I served under seven different presidents - Nixon/Ford, Carter, Reagan, H. W. Bush, Clinton and W. Bush. My job was as an economist at a U.S. Department of Labor policy research office. I am familiar with presidential transitions. They are a hallmark of our democratic republic. Civil servants at my level became experts in the programs that we were assigned to work on. In my case these included federal/state unemployment insurance benefits, employment service programs, Job Corps, Trade Adjustment Assistance, Social Security and Welfare programs. During a presidential transition our job was to brief the incoming new political appointees who would now take over managing the policies and programs at the U.S. Department of Labor. We would prepare briefing papers on ongoing and completed evaluations and research studies that shed light on how well or not well the programs were meeting their objectives. This was crucial information for the new political appointees as they would be charged with implementing the new President's policy agenda. Good faith and honest straightforward discussion between those of us in the civil service and the new political appointees was crucial to the success or lack thereof to the new administration. And it was especially important when the transition involved a transfer in the Presidency from one of the political parties to the other, because that was when abrupt policy changes were most likely to take place.

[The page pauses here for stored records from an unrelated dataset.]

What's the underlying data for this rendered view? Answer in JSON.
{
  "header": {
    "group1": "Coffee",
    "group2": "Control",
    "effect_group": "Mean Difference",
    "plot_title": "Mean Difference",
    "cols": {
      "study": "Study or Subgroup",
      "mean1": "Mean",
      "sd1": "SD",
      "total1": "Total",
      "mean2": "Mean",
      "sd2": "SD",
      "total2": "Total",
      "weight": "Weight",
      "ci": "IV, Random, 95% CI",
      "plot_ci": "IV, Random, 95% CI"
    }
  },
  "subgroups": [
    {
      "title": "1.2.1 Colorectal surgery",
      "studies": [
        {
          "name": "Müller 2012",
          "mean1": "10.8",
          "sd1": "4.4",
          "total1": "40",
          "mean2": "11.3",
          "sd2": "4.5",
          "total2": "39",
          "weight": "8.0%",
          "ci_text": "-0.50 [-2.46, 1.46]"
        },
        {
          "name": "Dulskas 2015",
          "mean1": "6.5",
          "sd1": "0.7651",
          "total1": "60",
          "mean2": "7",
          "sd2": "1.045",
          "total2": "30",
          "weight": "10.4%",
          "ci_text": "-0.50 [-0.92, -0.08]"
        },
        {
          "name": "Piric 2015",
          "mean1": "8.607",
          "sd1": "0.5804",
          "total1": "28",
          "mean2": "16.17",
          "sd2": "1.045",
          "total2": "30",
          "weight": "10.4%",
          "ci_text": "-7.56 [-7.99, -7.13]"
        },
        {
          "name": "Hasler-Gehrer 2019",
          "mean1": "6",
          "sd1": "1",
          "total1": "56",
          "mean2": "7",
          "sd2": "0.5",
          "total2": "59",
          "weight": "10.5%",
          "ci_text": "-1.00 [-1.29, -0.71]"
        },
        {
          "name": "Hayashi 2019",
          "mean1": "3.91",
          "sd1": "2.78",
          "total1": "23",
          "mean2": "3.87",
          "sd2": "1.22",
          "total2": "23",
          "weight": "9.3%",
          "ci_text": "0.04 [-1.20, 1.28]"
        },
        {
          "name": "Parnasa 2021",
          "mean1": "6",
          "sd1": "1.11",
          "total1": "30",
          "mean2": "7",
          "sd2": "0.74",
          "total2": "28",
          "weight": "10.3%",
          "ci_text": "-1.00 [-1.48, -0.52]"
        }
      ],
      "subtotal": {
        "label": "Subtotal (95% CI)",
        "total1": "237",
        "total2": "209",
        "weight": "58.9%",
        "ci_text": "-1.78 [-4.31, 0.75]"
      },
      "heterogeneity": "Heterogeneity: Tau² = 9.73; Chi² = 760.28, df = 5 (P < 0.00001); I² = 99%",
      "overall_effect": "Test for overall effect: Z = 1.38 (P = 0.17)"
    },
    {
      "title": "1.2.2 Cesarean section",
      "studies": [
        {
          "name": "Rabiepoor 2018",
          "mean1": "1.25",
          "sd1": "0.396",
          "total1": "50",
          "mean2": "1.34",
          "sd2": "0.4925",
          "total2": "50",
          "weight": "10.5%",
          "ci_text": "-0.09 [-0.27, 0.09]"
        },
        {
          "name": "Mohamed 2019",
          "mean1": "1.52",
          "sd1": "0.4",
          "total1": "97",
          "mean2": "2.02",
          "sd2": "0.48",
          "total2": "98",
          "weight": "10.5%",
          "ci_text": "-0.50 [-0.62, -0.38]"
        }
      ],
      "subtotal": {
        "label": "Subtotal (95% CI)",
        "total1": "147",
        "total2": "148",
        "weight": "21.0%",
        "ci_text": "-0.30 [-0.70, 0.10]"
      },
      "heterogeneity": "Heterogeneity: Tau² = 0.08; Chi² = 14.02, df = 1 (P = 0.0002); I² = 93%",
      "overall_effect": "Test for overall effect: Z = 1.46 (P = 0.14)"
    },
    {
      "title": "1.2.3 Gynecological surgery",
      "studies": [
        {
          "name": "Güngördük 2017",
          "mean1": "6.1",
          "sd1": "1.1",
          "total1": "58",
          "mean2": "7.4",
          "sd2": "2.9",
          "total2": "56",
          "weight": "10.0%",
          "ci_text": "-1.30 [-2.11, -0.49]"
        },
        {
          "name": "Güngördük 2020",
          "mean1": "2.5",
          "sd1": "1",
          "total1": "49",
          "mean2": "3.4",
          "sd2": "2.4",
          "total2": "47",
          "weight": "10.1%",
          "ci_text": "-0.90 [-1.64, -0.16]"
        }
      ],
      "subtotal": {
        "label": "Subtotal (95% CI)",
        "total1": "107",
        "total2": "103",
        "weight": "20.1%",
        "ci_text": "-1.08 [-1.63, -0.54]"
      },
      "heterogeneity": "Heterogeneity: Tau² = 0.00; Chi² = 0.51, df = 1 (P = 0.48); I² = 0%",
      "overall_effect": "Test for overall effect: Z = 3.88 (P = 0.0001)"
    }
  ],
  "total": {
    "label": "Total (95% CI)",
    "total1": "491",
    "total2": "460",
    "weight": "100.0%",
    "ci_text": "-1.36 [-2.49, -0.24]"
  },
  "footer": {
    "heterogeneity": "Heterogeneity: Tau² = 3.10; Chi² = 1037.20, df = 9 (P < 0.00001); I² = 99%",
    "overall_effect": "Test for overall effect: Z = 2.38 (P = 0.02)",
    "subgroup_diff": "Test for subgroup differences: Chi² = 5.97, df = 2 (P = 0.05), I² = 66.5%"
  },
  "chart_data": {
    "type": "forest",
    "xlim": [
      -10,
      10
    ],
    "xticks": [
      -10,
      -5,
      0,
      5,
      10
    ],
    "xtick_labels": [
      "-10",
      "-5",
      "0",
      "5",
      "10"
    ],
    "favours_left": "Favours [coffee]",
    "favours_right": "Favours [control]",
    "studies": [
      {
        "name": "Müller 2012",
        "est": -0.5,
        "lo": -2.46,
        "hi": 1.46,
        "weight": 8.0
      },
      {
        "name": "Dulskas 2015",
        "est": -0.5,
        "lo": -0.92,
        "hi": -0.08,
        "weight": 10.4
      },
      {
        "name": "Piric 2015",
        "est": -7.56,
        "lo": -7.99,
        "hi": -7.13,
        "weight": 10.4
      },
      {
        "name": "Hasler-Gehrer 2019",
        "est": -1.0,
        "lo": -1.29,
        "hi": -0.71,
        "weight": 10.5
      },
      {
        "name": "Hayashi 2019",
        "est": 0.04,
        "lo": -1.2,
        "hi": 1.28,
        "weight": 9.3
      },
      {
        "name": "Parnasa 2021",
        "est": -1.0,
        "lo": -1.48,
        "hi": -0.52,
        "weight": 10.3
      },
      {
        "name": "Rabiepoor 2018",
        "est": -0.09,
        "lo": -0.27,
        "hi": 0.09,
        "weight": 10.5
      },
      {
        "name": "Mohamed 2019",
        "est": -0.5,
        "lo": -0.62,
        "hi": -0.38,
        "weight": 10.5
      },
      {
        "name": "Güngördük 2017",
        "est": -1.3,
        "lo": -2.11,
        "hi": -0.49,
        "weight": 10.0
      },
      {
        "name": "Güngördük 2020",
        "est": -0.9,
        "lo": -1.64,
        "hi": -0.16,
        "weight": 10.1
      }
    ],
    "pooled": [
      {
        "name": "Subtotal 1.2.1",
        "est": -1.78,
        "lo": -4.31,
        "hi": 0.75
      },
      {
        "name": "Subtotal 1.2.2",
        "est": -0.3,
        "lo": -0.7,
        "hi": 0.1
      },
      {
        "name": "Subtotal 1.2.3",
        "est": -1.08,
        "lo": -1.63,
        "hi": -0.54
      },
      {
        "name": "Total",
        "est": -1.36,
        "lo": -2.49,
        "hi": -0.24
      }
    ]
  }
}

The tradition that the loser of the presidential election graciously accept defeat at the polls and concede the election and offer whatever help he and his team could offer the incoming administration was crucial to a successful transition. It would help the new administration get a good start in its plan for governing. And when I was part of the process at the U.S. Department of Labor I can report that while there were some bumps in the road, especially in the Carter to Reagan transition at the Labor Department, the transitions that I was a part of went quite smoothly. They were a beacon of the strength of our democratic form of government.
But now Trump in his juvenile refusal to concede a loss in a legitimate election and to infer and announce to the world that the election was fraudulent without a shred of evidence is doing what may be irreparable harm to America's standing as a beacon of democracy and to the management of crucial programs designed to help the American people.
Trump, during his presidency has done some outrageous things, but this refusal to accept an election defeat is probably the most outrageous of them all. But given what we know of the man, it was predictable.